Sob o tema "Desenvolvimento do invisível e desconhecido: pesquisa, responsabilidade e regulamentação", esta 11.ª conferência europeia sobre estudo e políticas do jogo veio mostrar que o tema em Portugal é pouco estudado.

Um dos que o dizem é Henrique Lopes, presidente da Sociedade Científica Ibero Latino-Americana para o Estudo do Jogo e também investigador da Unidade de Saúde Pública do Instituto de Ciências da Saúde, da Universidade Católica.

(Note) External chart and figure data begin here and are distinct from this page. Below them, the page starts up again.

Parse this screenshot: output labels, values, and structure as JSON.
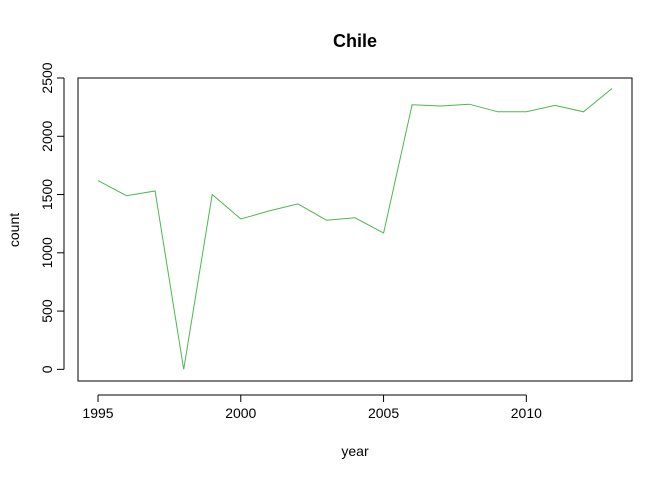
{
  "chart_data": {
    "type": "line",
    "title": "Chile",
    "xlabel": "year",
    "ylabel": "count",
    "xlim": [
      1994.3,
      2013.7
    ],
    "ylim": [
      -100,
      2500
    ],
    "x_ticks": [
      1995,
      2000,
      2005,
      2010
    ],
    "y_ticks": [
      0,
      500,
      1000,
      1500,
      2000,
      2500
    ],
    "grid": false,
    "line_color": "#4DB84D",
    "x": [
      1995,
      1996,
      1997,
      1998,
      1999,
      2000,
      2001,
      2002,
      2003,
      2004,
      2005,
      2006,
      2007,
      2008,
      2009,
      2010,
      2011,
      2012,
      2013
    ],
    "y": [
      1620,
      1490,
      1530,
      0,
      1500,
      1290,
      1360,
      1420,
      1280,
      1300,
      1170,
      2270,
      2260,
      2275,
      2210,
      2210,
      2265,
      2210,
      2410
    ]
  }
}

Foi Henrique Lopes quem há quase uma década avaliou a epidemiologia do jogo em Portugal. Segundo o especialista, mais nada foi feito desde então, quando se concluiu que havia entre 0,16 a 0,20 por cento da população potencialmente dependente.

Iguais à Europa

As estimativas indicam uma percentagem idêntica à de outros países. Segundo Pieter Remmers, secretário-geral da Associação Europeia para o Estudo do Jogo (EASG, na sigla original), não há na Europa um aumento de viciados em jogo, apesar do aparecimento dos jogos na internet.

Mais jogadores online não quer dizer mais adições. Há uma pequena minoria de patologias, não há uma grande percentagem e o problema não é tão grande como se pensa", referiu em declarações à Agência LUSA.

Para Henrique Lopes, "é preciso estudar uma atividade que movimenta milhares de milhões de euros por ano". O que significa, por exemplo, avaliar a influência da raspadinha, que pode ser importante em grupos específicos.

Hoje há coisas perversas no mercado como operadores que oferecem jogos de roleta para crianças com seis e sete anos. Quando for a dinheiro, daqui a 10 anos, qual será o resultado? Há novos riscos que não estão acautelados, há situações de saúde mental que aumentam enormemente a probabilidade de viciação", alertou.

Quem mais joga, menos tem

Em Portugal, como noutros países, quem mais joga é quem menos dinheiro tem. E há cinco anos foram mais de 10 mil, os casos em tribunal ligados ao jogo. Henrique Lopes realça ainda um outro número: a probabilidade de suicídio em viciados em jogo é 30 vezes superior ao considerado normal.

Portugal tem desde o ano passado uma nova lei do jogo e por causa dela foram fechadas dezenas de páginas de jogos na Internet. Luís Coelho, diretor do Serviço de Regulação e Inspeção de Jogos, disse à LUSA que até agora já foram licenciados dois operadores para apostas desportivas e um para jogos de casino, havendo outros pedidos a ser analisados.

O responsável disse que a Inspeção mandou encerrar "uma quantidade assinalável" de páginas de jogos. Admitiu, contudo, ser "difícil monitorizar" a ilegalidade. Até porque as páginas ilegais são apetecíveis: "ao não pagarem impostos podem pagar prémios mais elevados".